Mysql Pandamonium

So we were doing some scaling work to prepare for Hour of Code last week. Part of this was looking at the mysql server logs for slow queries.

We saw some stuff like this taking a long time:

select count(*) from users where username='tanya\U+1F43C' or email='tanya\U+1F43C'

This query happens every time someone tries to log in – it looks for a row in the User table matching the username or email that the user entered. Obviously this is a really common query and needs to be fast so it should be optimized. Since it’s such a simple query this is done by indexing the username and email columns. It would be really weird if these columns weren’t indexed – that’s pretty much the obvious thing to index on that table. Well, when things get weird, ask the database to explain itself:

mysql> explain select count(*) from users where username='tanya\U+1F43C' or email='tanya\U+1F43C' \G
*************************** 1. row ***************************
           id: 1
  select_type: SIMPLE
        table: users
         type: ALL
possible_keys: index_users_on_username_and_deleted_at,index_users_on_email_and_deleted_at
          key: NULL
      key_len: NULL
          ref: NULL
         rows: 10529368
        Extra: Using where
1 row in set, 1 warning (0.00 sec)

For those who aren’t familiar with databases or mysql, this is an explain plan. Relational databases have an optimizer that takes a query and tries to figure out the fastest way to run it. You can ask the optimizer what it is thinking using the explain (aka explain plan) command. The weird thing here – these indexes were created at the time that we created these tables – we r not dum (ok, not in this instance). And you can tell by the possible_keys section of the plan that it found the indexes, but if you look at rows, you can tell that it decided not to use them.

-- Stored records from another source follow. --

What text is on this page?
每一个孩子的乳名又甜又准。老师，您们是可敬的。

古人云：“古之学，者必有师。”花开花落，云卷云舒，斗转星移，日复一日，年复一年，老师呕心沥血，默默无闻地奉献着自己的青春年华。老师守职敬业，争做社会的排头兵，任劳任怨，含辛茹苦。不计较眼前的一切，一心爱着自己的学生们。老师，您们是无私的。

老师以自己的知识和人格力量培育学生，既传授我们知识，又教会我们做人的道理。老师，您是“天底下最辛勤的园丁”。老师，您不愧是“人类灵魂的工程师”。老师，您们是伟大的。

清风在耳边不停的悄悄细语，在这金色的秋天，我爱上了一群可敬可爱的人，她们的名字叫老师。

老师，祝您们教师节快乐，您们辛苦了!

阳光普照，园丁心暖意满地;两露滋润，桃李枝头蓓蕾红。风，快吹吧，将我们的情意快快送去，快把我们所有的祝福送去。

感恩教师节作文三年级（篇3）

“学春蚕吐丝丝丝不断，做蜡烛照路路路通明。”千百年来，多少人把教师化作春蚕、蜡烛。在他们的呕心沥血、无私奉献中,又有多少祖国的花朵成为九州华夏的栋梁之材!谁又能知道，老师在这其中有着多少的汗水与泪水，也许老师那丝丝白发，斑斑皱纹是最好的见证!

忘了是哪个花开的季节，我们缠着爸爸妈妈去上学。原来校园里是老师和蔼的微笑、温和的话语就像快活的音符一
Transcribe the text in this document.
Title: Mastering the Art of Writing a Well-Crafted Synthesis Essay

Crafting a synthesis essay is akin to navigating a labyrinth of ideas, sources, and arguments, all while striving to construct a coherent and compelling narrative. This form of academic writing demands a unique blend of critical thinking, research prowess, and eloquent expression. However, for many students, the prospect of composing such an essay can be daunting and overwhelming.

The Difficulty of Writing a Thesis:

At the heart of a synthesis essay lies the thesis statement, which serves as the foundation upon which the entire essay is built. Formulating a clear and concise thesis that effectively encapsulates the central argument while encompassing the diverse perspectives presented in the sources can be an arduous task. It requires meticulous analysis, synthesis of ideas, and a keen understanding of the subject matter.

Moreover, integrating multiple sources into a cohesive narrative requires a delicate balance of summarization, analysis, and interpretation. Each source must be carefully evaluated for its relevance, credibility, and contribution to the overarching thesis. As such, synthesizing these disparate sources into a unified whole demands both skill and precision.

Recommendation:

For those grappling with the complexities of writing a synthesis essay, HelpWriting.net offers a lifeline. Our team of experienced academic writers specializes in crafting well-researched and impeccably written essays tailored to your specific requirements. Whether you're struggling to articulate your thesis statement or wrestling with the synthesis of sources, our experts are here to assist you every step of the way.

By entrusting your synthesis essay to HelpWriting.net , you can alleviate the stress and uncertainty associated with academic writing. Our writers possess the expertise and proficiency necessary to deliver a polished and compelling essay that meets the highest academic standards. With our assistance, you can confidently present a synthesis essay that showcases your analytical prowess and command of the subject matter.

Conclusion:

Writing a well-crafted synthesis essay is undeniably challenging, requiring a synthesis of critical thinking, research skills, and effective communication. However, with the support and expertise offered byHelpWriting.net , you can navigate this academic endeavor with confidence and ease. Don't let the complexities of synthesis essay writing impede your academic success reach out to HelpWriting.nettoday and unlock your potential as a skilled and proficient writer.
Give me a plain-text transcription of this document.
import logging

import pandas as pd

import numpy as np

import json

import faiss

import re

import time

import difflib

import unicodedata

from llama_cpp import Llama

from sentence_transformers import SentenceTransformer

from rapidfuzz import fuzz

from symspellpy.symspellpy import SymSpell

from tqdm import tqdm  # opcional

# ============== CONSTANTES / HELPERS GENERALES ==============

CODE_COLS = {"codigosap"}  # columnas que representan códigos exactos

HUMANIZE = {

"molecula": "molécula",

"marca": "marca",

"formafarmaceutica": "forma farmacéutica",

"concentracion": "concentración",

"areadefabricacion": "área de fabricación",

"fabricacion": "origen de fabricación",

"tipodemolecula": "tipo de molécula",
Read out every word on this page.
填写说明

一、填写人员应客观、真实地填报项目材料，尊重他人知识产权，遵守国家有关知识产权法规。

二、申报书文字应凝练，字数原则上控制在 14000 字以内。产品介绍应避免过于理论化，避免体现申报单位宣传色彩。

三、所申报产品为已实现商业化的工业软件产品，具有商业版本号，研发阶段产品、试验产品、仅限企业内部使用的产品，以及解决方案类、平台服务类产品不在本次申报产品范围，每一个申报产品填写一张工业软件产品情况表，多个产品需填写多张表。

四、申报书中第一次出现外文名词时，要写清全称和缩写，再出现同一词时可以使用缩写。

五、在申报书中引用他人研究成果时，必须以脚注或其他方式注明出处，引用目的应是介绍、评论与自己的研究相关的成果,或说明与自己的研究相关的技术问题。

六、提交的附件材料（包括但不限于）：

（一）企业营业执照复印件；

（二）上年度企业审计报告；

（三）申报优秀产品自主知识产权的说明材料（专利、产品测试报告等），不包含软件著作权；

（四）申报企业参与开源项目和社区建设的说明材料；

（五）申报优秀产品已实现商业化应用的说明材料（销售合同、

What’s weird about this query: that \U thing going on there is 🐼. Yes, that’s right, it’s a panda face emoji. Could that be confusing our database? Here’s the explain plan for the exact same query with a more normal string:

mysql> explain select count(*) from users where username='no_panda' or email='no_panda' \G
*************************** 1. row ***************************
           id: 1
  select_type: SIMPLE
        table: users
         type: index_merge
possible_keys: index_users_on_username_and_deleted_at,index_users_on_email_and_deleted_at
          key: index_users_on_username_and_deleted_at,index_users_on_email_and_deleted_at
      key_len: 768,767
          ref: NULL
         rows: 2
        Extra: Using sort_union(index_users_on_username_and_deleted_at,index_users_on_email_and_deleted_at); Using where
1 row in set (0.01 sec)

Yep. That plan above is using the indexes just like we wanted to (compare key and rows with above). So what is interesting about our cute and deadly friend 🐼? It takes 4 characters in UTF-8. UTF-8 is designed so that the most “common” characters take fewer bytes – ASCII is one byte, Latin-1 is two bytes, most of Chinese is 3 bytes. Characters that take 4 bytes include less common languages and also most of the not-so-rare emoji. Mysql detail here: the users table was created with the utf8 charset (which only supports up to 3 byte utf8) not the utf8mb4 charset. I’d researched that already because we knew that we couldn’t store emoji in emails and usernames (from getting exceptions in Honeybadger), but I didn’t know it was also causing a perf problem. It’s super weird that it does.

There’s an easy way to migrate the charset to allow those characters to be stored (and I would guess that it would fix the index problem also), but it had in the past been low priority (since you probably don’t actually have a panda in your email address, and usernames are now automatically generated without special characters). It would be the correct way to fix this but changing the database configuration like this was a little high risk to do during the hour of code.

So, to work around it we had to basically look for strings with utf8mb4 characters and return early before trying to read or write to the database (we knew we’d never find any of these values since it was impossible to write them). You can check out PR#5994 if you’re interested in the gory details.